There are also a few species of fish that are friendly with humans. Puffers and oscars have been known to eat out of their owners’ hands, so you can easily transform feeding time into bonding time with these amiable fish.

Room Placement

Touch tanks have special considerations when it comes to room placement. First of all, you need to keep in mind that touch tanks have a tendency to make the surroundings wet. You should probably keep towels nearby so you can wipe off your hand after touching your fish, and I definitely wouldn’t recommend placing a touch tank on a carpet. It will be much easier to clean up stray drops of water on a hardwood floor.

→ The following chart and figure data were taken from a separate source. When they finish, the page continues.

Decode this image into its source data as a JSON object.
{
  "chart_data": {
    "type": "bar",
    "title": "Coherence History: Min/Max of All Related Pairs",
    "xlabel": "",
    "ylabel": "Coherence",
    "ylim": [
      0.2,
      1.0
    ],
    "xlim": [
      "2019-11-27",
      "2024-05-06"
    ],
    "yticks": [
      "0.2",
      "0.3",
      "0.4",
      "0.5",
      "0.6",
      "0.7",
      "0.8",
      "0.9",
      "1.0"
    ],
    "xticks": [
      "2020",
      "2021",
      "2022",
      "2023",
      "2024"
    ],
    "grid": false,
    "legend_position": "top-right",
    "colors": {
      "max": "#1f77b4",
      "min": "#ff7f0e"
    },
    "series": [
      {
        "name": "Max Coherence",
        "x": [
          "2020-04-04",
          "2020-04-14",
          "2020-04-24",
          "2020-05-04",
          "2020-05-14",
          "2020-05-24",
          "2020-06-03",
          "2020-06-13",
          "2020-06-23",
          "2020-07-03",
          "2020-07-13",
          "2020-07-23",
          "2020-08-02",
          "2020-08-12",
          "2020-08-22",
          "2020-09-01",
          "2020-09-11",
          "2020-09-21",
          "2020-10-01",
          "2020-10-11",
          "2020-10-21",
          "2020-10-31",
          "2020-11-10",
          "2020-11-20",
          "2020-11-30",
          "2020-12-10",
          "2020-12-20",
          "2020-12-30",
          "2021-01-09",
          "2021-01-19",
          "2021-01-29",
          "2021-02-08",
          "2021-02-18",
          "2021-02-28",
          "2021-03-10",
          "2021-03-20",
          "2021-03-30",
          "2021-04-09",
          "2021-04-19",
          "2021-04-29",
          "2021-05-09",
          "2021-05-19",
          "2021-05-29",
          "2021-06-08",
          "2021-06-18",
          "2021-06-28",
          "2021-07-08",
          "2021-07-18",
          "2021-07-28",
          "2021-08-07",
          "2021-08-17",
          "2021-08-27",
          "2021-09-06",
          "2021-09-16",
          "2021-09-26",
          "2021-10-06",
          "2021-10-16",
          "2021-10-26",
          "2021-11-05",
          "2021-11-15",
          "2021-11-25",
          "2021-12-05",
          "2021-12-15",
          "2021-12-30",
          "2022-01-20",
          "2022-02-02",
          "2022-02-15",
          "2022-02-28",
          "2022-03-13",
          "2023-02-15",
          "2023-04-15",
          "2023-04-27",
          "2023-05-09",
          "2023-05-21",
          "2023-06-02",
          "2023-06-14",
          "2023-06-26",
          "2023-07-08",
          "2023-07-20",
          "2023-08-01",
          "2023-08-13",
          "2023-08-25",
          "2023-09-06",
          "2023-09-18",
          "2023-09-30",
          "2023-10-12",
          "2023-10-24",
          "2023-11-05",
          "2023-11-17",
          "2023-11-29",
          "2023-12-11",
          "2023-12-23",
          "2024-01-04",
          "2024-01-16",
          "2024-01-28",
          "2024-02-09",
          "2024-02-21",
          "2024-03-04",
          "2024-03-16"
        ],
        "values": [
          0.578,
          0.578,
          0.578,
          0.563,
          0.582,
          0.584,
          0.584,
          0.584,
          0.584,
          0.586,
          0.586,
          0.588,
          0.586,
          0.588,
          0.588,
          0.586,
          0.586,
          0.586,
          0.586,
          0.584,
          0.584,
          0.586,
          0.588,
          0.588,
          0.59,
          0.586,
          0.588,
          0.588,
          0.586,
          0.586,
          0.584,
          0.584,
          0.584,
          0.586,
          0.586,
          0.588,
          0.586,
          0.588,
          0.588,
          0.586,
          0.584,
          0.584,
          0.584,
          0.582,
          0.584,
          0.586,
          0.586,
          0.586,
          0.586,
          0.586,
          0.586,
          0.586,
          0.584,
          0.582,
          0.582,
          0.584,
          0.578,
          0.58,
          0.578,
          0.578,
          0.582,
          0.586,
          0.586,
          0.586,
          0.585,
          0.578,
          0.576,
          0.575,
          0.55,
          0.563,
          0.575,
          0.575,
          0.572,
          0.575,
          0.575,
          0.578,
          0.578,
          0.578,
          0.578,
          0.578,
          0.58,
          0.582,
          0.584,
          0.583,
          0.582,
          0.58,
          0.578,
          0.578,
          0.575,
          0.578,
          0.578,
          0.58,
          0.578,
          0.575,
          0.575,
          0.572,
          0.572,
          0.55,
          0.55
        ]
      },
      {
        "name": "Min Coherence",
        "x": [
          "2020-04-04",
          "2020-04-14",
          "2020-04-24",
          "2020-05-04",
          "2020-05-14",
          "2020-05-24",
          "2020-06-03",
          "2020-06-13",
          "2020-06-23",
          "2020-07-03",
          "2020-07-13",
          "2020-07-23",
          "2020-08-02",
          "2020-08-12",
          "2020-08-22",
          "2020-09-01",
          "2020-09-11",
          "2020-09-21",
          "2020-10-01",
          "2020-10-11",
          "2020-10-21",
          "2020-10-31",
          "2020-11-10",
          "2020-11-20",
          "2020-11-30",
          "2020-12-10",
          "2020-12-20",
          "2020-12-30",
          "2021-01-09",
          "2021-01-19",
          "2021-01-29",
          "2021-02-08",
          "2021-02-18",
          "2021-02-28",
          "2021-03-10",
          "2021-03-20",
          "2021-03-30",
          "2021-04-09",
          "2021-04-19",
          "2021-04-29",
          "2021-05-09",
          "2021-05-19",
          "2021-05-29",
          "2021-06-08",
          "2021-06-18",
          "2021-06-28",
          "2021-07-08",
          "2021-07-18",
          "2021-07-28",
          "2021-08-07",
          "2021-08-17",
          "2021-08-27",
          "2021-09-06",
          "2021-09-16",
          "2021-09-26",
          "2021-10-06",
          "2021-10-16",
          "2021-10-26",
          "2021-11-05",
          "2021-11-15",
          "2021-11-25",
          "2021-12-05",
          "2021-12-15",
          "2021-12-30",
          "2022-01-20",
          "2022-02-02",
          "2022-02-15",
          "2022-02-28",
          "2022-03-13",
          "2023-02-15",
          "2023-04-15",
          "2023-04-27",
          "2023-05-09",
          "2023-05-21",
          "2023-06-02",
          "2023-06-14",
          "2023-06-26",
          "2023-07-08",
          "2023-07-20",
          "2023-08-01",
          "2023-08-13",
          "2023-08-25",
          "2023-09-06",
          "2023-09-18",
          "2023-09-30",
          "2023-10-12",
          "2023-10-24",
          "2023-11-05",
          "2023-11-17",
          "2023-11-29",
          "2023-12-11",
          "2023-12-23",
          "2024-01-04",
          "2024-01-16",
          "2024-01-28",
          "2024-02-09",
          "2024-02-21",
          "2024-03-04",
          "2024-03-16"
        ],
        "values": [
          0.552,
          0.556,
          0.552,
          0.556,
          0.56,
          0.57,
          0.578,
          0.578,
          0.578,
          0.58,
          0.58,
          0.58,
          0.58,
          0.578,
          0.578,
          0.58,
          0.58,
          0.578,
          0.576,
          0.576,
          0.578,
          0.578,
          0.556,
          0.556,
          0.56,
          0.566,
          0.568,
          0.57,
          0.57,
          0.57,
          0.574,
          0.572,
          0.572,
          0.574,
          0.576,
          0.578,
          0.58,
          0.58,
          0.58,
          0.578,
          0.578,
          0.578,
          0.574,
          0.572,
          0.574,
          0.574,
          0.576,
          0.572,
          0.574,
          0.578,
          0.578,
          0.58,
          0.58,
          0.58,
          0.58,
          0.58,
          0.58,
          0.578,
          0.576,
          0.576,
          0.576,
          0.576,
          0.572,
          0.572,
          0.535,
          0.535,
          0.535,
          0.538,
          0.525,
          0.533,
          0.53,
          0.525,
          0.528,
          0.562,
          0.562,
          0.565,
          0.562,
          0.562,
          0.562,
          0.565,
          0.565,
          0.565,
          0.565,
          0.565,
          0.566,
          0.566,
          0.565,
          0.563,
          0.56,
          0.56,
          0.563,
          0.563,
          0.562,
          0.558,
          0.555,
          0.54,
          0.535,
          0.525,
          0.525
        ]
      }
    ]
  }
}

So, there you have it: three simple tips that can help you create a touch tank in your own home. Would petting your fish be unorthodox? Certainly. But would it be wrong or a bad idea? Psh. Don’t let convention stop you from getting the tank of your dreams. Thousands of pet owners unabashedly pet their fish during feeding time or when they’re feeling particularly cuddly. Don’t miss out on these slimy bonding opportunities!